Judge of the High Court
- In office 10 January 1981 – 23 May 1995
- Nominated by: Government of Ireland
- Appointed by: Patrick Hillery

Personal details
- Born: Roderick Joseph O'Hanlon 11 April 1923 Phibsborough, Dublin, Ireland
- Died: 27 March 2002 (aged 78) Blackrock, Dublin, Ireland
- Spouses: Mary Ingoldsby ​ ​(m. 1954; died 1968)​; Barbara Keating ​(m. 1980)​;
- Education: University College Dublin; King's Inns;

= Rory O'Hanlon (Irish judge) =

Irish High Court judge (1923–2002)

Roderick Joseph O'Hanlon (11 April 1923 – 27 March 2002) was an Irish judge and barrister who served as a Judge of the High Court from 1981 to 1995. He was also President of the Law Reform Commission.

He was dismissed by the Irish Government from presidency of the Law Reform Commission in 1992, after commenting that if Ireland's membership of the European Union forced the introduction of abortion to Ireland, the country should withdraw from the bloc. He later sued the Government and won substantial damages.

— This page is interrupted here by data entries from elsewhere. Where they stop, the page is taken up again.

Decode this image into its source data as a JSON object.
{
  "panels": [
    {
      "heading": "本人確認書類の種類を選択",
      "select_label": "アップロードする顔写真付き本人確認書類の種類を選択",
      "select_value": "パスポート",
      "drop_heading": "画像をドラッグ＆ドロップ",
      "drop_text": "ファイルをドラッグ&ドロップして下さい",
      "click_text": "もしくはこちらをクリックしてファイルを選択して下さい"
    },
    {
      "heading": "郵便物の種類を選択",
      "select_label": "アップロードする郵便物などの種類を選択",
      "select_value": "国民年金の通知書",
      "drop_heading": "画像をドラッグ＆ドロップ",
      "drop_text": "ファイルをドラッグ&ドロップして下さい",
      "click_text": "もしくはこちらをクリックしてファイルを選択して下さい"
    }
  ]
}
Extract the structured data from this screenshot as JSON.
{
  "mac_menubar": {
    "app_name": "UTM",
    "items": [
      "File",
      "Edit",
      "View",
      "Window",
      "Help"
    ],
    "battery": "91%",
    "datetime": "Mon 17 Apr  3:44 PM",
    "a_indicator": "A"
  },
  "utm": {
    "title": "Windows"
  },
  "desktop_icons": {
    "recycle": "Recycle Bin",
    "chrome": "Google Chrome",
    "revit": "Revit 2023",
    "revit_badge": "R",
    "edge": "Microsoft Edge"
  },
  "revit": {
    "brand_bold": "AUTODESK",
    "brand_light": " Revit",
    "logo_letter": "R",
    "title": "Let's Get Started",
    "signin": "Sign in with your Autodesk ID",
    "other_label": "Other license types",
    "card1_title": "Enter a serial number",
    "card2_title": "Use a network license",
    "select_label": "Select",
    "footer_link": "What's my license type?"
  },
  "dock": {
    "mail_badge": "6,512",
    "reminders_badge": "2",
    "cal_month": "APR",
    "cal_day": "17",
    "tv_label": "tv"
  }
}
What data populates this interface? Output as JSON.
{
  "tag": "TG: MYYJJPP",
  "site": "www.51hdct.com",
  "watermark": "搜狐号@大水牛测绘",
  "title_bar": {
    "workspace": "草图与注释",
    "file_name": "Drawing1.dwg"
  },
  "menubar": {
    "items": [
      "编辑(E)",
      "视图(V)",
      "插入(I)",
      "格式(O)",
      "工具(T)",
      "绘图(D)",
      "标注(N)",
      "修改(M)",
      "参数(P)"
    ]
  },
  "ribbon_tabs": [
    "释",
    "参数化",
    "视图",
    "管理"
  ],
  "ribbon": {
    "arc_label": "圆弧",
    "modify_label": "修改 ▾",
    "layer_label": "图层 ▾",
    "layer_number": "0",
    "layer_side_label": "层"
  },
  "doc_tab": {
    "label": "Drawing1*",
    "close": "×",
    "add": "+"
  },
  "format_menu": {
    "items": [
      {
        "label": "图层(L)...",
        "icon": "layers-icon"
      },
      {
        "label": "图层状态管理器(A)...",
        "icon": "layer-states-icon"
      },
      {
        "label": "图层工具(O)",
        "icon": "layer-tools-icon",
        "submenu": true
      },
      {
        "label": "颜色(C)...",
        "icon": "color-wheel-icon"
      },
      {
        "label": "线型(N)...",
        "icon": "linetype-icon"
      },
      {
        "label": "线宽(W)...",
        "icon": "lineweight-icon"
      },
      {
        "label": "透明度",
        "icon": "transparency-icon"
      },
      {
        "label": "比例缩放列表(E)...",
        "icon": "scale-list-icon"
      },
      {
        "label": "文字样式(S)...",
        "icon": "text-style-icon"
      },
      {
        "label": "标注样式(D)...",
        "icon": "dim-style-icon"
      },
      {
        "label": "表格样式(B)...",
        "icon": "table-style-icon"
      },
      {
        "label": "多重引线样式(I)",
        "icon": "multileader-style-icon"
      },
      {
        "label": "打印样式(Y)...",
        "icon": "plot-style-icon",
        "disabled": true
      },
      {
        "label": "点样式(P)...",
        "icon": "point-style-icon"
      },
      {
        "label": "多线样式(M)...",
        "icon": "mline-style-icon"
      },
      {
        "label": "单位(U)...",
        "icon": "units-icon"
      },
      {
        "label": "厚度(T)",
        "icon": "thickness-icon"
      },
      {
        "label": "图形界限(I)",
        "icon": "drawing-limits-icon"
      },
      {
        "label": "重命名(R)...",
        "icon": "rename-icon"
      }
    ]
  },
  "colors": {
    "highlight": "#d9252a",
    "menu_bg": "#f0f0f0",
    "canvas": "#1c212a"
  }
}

Post-retirement, O'Hanlon took an active part in campaigning to oppose the divorce referendum of 1995, calling divorce "a grave offence against natural law". During the lead-up to the referendum on the Maastricht Treaty, it was revealed in an interview that he was a member of the secretive Catholic organisation, Opus Dei.

He died in March 2002 after a battle with stomach cancer.